TERMINATION OF REGISTRATION

This Post-Effective Amendment No. 1 (this “Post-Effective Amendment”) relates to the Registration Statement on Form S-3 (File No. 333-180264) (the “Registration Statement”) filed with the Securities and Exchange Commission by Metropolitan Health Networks, Inc. (the “Registrant”) on March 21, 2012.

On December 21, 2012, pursuant to the Agreement and Plan of Merger, dated as of November 3, 2012 (the “Merger Agreement”), by and among the Registrant, Humana Inc., a Delaware corporation (“Humana”), and Miner Acquisition Subsidiary, Inc., a Florida corporation and a wholly-owned subsidiary of Humana (“Merger Sub”), Merger Sub merged with and into the Registrant (the “Merger”), with the Registrant being the surviving corporation of the Merger. As a result of the Merger, the Registrant became a wholly-owned subsidiary of Humana.

Pursuant to the Merger Agreement, (a) at the effective time of the Merger (the “Effective Time”), each outstanding share of the Registrant’s common stock, par value $0.001 per share (“Common Stock”), (other than shares owned by the Registrant, Humana, Merger Sub or any of their respective subsidiaries) was converted into the right to receive $11.25 per share in cash, without interest and less any applicable withholding taxes, (b) immediately prior to the Effective Time, each outstanding option to purchase shares of Common Stock became fully vested and exercisable and was cancelled in exchange for the right to receive, at the Effective Time, an amount in cash equal to the product of (i) the total number of shares of Common Stock subject to such option, multiplied by (ii) the excess, if any, of $11.25 over the exercise price per share of such option, without interest and less any required withholding taxes, and (c) prior to the Effective Time, each restricted share of Common Stock became fully vested and was converted into the right to receive, at the Effective Time, $11.25 in cash, without interest and less any required withholding taxes.

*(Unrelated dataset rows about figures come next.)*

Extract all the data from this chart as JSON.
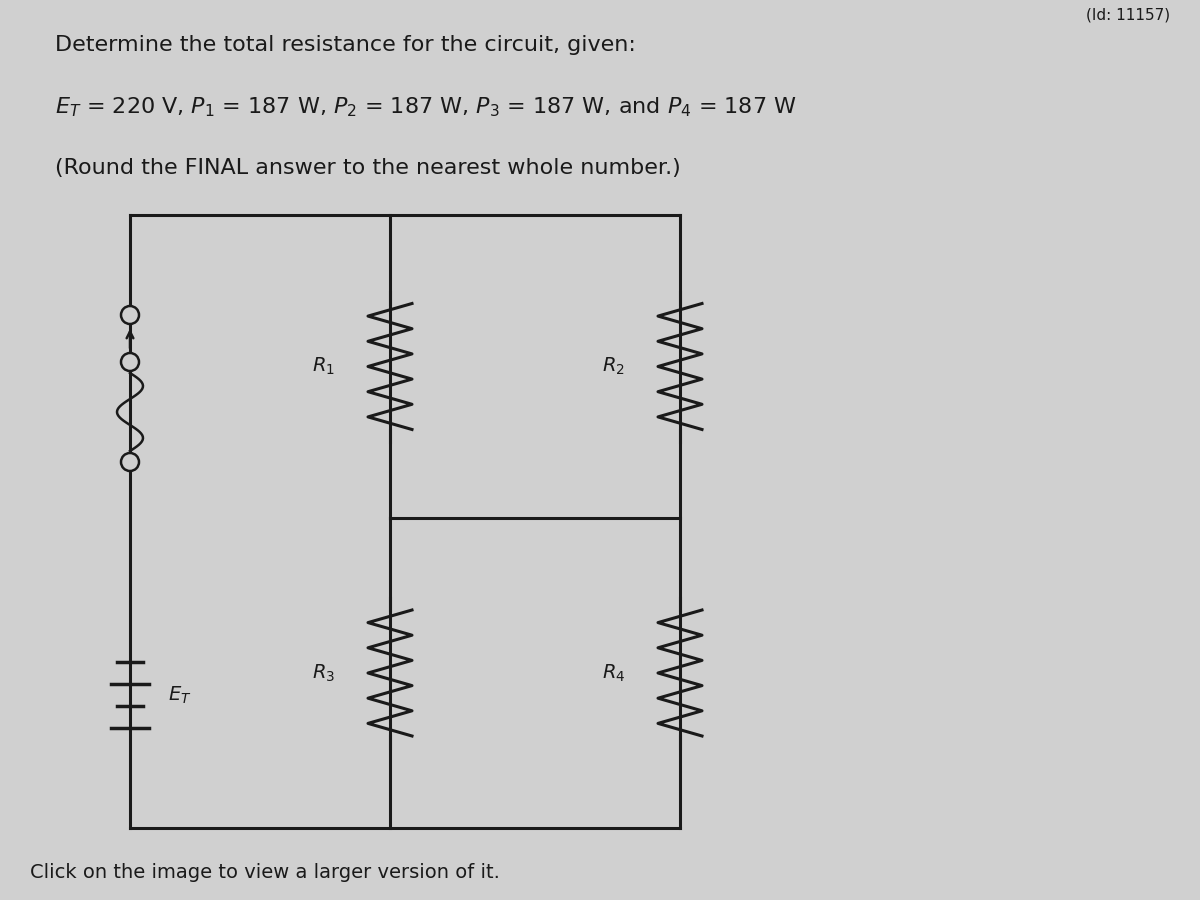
{
  "bg_color": "#d0d0d0",
  "text_color": "#1a1a1a",
  "wire_color": "#1a1a1a",
  "title_line1": "Determine the total resistance for the circuit, given:",
  "title_line2": "$E_T$ = 220 V, $P_1$ = 187 W, $P_2$ = 187 W, $P_3$ = 187 W, and $P_4$ = 187 W",
  "title_line3": "(Round the FINAL answer to the nearest whole number.)",
  "footer": "Click on the image to view a larger version of it.",
  "id_text": "(Id: 11157)",
  "R1_label": "$R_1$",
  "R2_label": "$R_2$",
  "R3_label": "$R_3$",
  "R4_label": "$R_4$",
  "ET_label": "$E_T$",
  "font_size_title": 16,
  "font_size_eq": 16,
  "font_size_labels": 14,
  "font_size_footer": 14,
  "font_size_id": 11
}
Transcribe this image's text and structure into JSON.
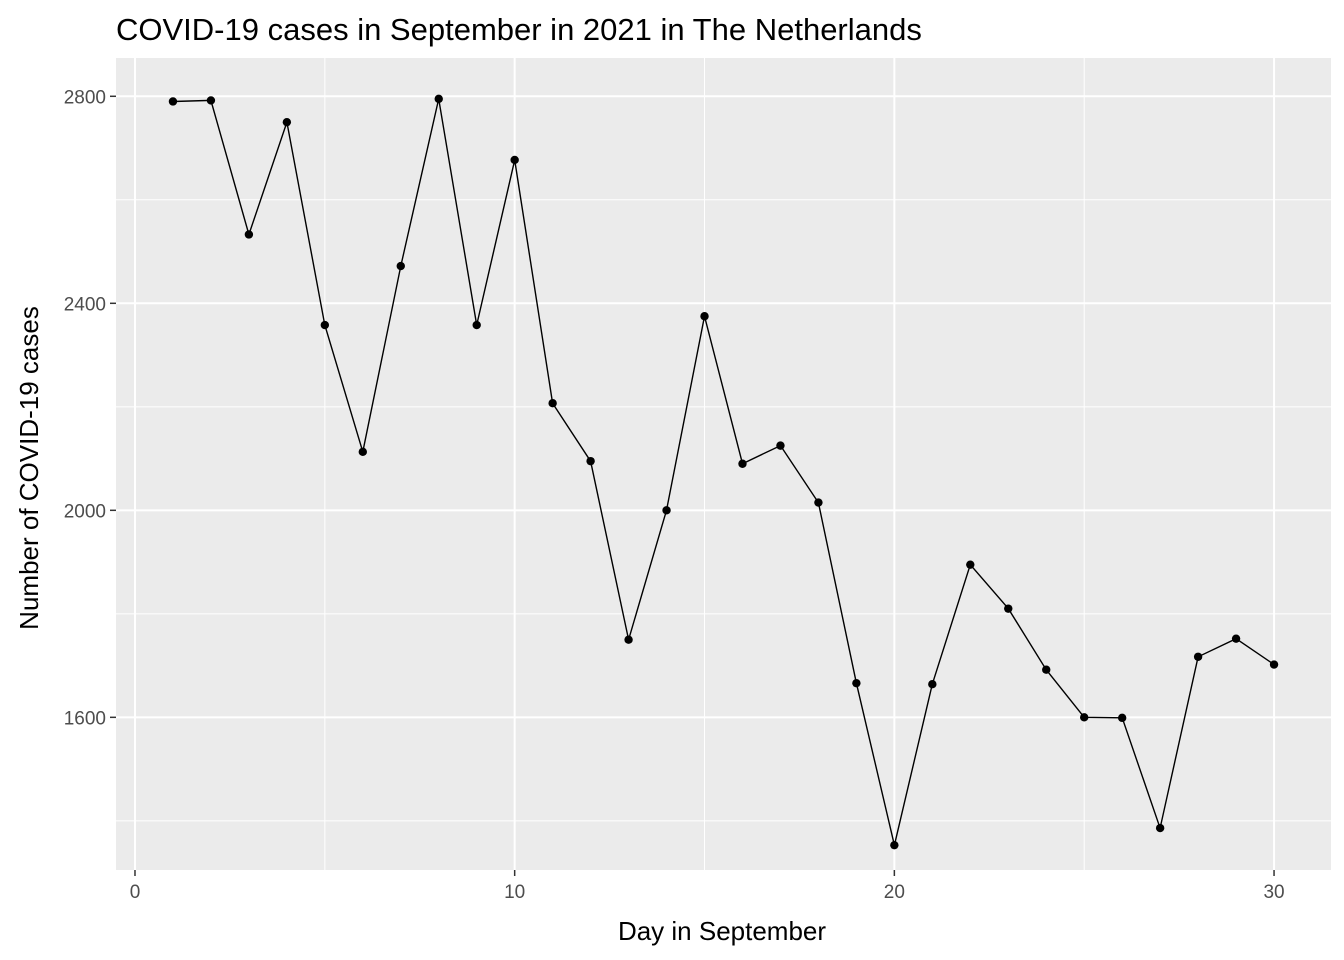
{
  "chart_data": {
    "type": "line",
    "title": "COVID-19 cases in September in 2021 in The Netherlands",
    "xlabel": "Day in September",
    "ylabel": "Number of COVID-19 cases",
    "xlim": [
      -0.5,
      31.5
    ],
    "ylim": [
      1305,
      2874
    ],
    "x_ticks": [
      0,
      10,
      20,
      30
    ],
    "x_tick_labels": [
      "0",
      "10",
      "20",
      "30"
    ],
    "x_minor_ticks": [
      5,
      15,
      25
    ],
    "y_ticks": [
      1600,
      2000,
      2400,
      2800
    ],
    "y_tick_labels": [
      "1600",
      "2000",
      "2400",
      "2800"
    ],
    "y_minor_ticks": [
      1400,
      1800,
      2200,
      2600
    ],
    "grid": true,
    "legend": "none",
    "colors": {
      "panel": "#ebebeb",
      "grid": "#ffffff",
      "line": "#000000",
      "tick_text": "#4d4d4d",
      "axis_tick": "#333333"
    },
    "x": [
      1,
      2,
      3,
      4,
      5,
      6,
      7,
      8,
      9,
      10,
      11,
      12,
      13,
      14,
      15,
      16,
      17,
      18,
      19,
      20,
      21,
      22,
      23,
      24,
      25,
      26,
      27,
      28,
      29,
      30
    ],
    "values": [
      2790,
      2792,
      2533,
      2750,
      2358,
      2113,
      2472,
      2795,
      2358,
      2677,
      2207,
      2095,
      1750,
      2000,
      2375,
      2090,
      2125,
      2015,
      1666,
      1353,
      1664,
      1895,
      1810,
      1692,
      1600,
      1599,
      1386,
      1717,
      1752,
      1702
    ]
  }
}
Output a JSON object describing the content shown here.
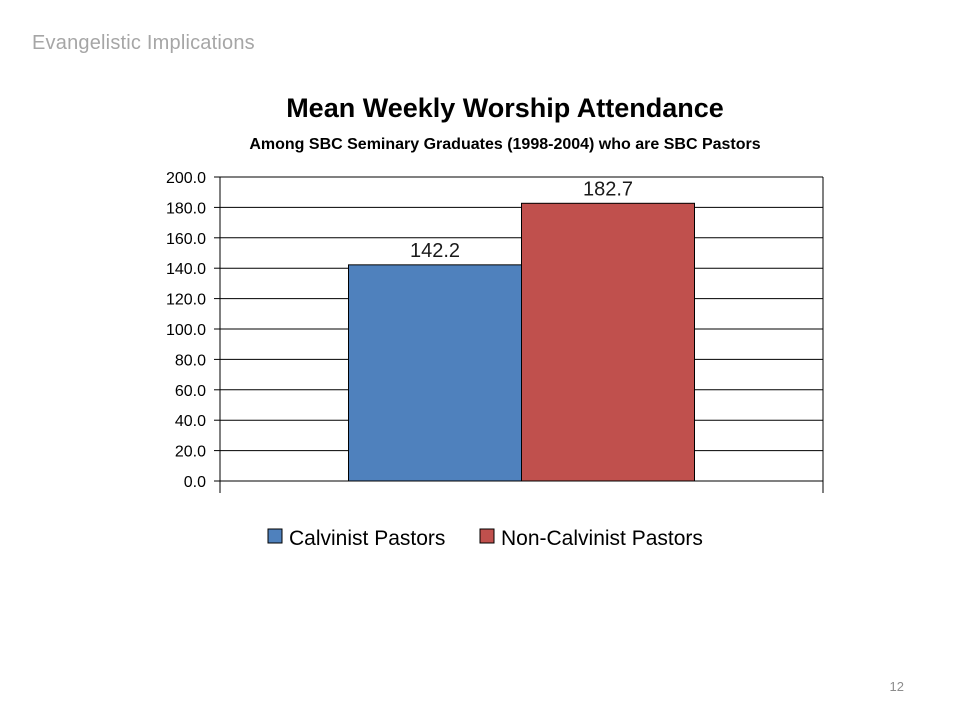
{
  "slide": {
    "header": "Evangelistic Implications",
    "page_number": "12"
  },
  "chart_data": {
    "type": "bar",
    "title": "Mean Weekly Worship Attendance",
    "subtitle": "Among SBC Seminary Graduates (1998-2004) who are SBC Pastors",
    "xlabel": "",
    "ylabel": "",
    "ylim": [
      0,
      200
    ],
    "ytick_step": 20,
    "ytick_labels": [
      "0.0",
      "20.0",
      "40.0",
      "60.0",
      "80.0",
      "100.0",
      "120.0",
      "140.0",
      "160.0",
      "180.0",
      "200.0"
    ],
    "grid": true,
    "legend_position": "bottom",
    "series": [
      {
        "name": "Calvinist Pastors",
        "value": 142.2,
        "label": "142.2",
        "color": "#4f81bd"
      },
      {
        "name": "Non-Calvinist Pastors",
        "value": 182.7,
        "label": "182.7",
        "color": "#c0504d"
      }
    ]
  }
}
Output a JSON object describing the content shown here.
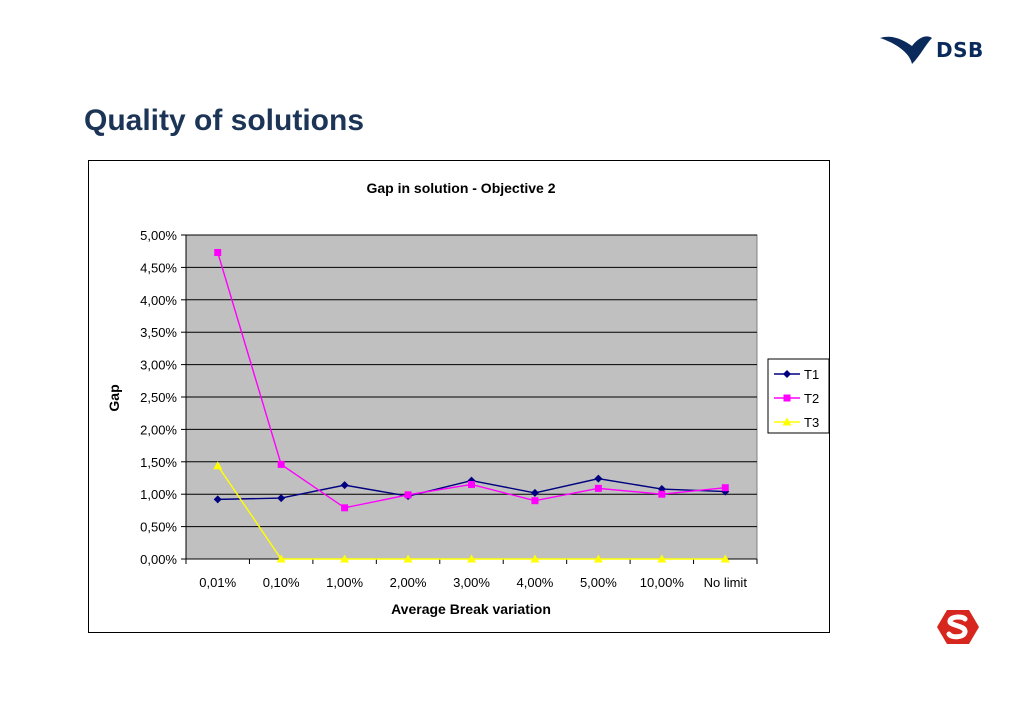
{
  "brand": {
    "name": "DSB"
  },
  "slide": {
    "title": "Quality of solutions"
  },
  "chart_data": {
    "type": "line",
    "title": "Gap in solution - Objective 2",
    "xlabel": "Average Break variation",
    "ylabel": "Gap",
    "categories": [
      "0,01%",
      "0,10%",
      "1,00%",
      "2,00%",
      "3,00%",
      "4,00%",
      "5,00%",
      "10,00%",
      "No limit"
    ],
    "ylim": [
      0,
      5
    ],
    "yticks": [
      0,
      0.5,
      1,
      1.5,
      2,
      2.5,
      3,
      3.5,
      4,
      4.5,
      5
    ],
    "ytick_labels": [
      "0,00%",
      "0,50%",
      "1,00%",
      "1,50%",
      "2,00%",
      "2,50%",
      "3,00%",
      "3,50%",
      "4,00%",
      "4,50%",
      "5,00%"
    ],
    "grid": true,
    "legend_position": "right",
    "series": [
      {
        "name": "T1",
        "color": "#000080",
        "marker": "diamond",
        "values": [
          0.92,
          0.94,
          1.14,
          0.97,
          1.21,
          1.02,
          1.24,
          1.08,
          1.04
        ]
      },
      {
        "name": "T2",
        "color": "#ff00ff",
        "marker": "square",
        "values": [
          4.73,
          1.46,
          0.79,
          0.99,
          1.15,
          0.9,
          1.09,
          1.0,
          1.1
        ]
      },
      {
        "name": "T3",
        "color": "#ffff00",
        "marker": "triangle",
        "values": [
          1.44,
          0.0,
          0.0,
          0.0,
          0.0,
          0.0,
          0.0,
          0.0,
          0.0
        ]
      }
    ]
  }
}
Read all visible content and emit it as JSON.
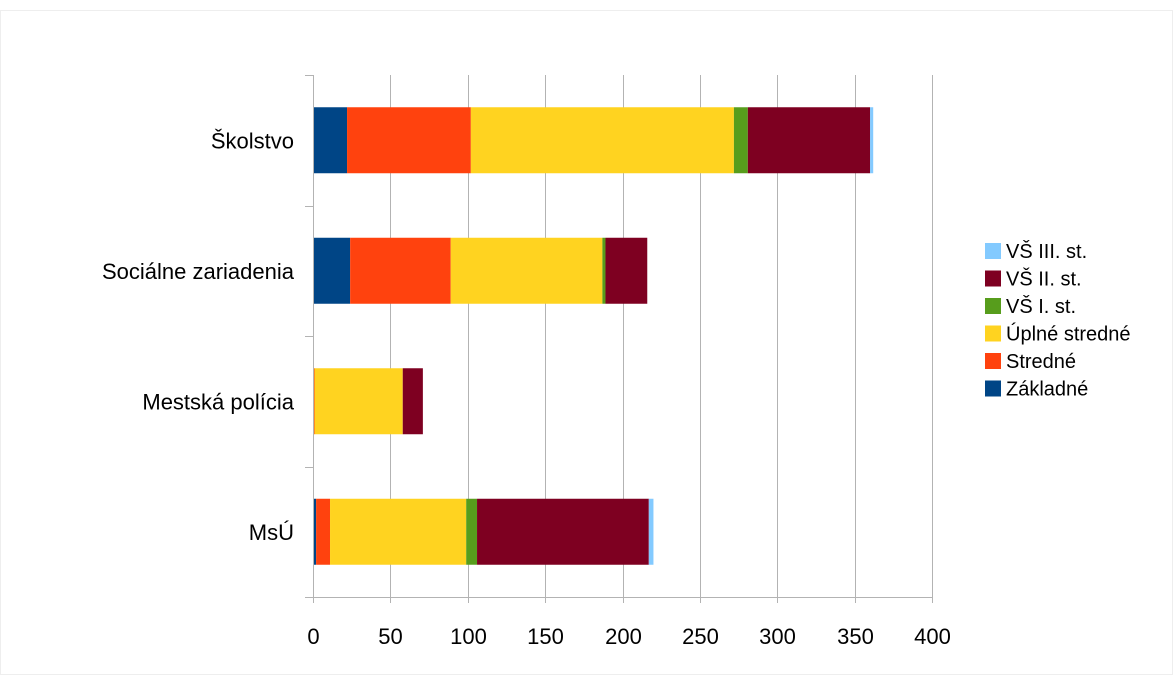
{
  "chart_data": {
    "type": "bar",
    "orientation": "horizontal",
    "stacked": true,
    "title": "",
    "xlabel": "",
    "ylabel": "",
    "categories": [
      "Školstvo",
      "Sociálne zariadenia",
      "Mestská polícia",
      "MsÚ"
    ],
    "xlim": [
      0,
      400
    ],
    "xticks": [
      0,
      50,
      100,
      150,
      200,
      250,
      300,
      350,
      400
    ],
    "grid": "vertical",
    "legend_position": "right",
    "series": [
      {
        "name": "Základné",
        "color": "#004586",
        "values": [
          22,
          24,
          0,
          2
        ]
      },
      {
        "name": "Stredné",
        "color": "#ff420e",
        "values": [
          80,
          65,
          1,
          9
        ]
      },
      {
        "name": "Úplné stredné",
        "color": "#ffd320",
        "values": [
          170,
          98,
          57,
          88
        ]
      },
      {
        "name": "VŠ I. st.",
        "color": "#579d1c",
        "values": [
          9,
          2,
          0,
          7
        ]
      },
      {
        "name": "VŠ II. st.",
        "color": "#7e0021",
        "values": [
          79,
          27,
          13,
          111
        ]
      },
      {
        "name": "VŠ III. st.",
        "color": "#83caff",
        "values": [
          2,
          0,
          0,
          3
        ]
      }
    ]
  }
}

As a result of the Merger, the offering of securities of the Registrant pursuant to the Registration Statement has been terminated. No securities have been sold pursuant to the Registration Statement. Pursuant to the Registrant’s undertaking in Part II, Item 17 in the Registration Statement, the Registrant is filing this Post-Effective Amendment to the Registration Statement to withdraw from registration all securities registered under the Registration Statement.


SIGNATURES

Pursuant to the requirements of the Securities Act of 1933, as amended, the Registrant certifies that it has reasonable grounds to believe that it meets all of the requirements for filing on Form S-3 and has duly caused this Post-Effective Amendment No. 1 to the Registration Statement to be signed on its behalf by the undersigned, thereunto duly authorized, in the City of Louisville, State of Kentucky on January 17, 2013.

 

METROPOLITAN HEALTH NETWORKS, INC.
By:   /s/    James H. Bloem
  Name:   James H. Bloem
  Title:  

Senior Vice President, Chief Financial Officer and Treasurer

No other person is required to sign this Post-Effective Amendment No. 1 in reliance upon Rule 478 under the Securities Act of 1933.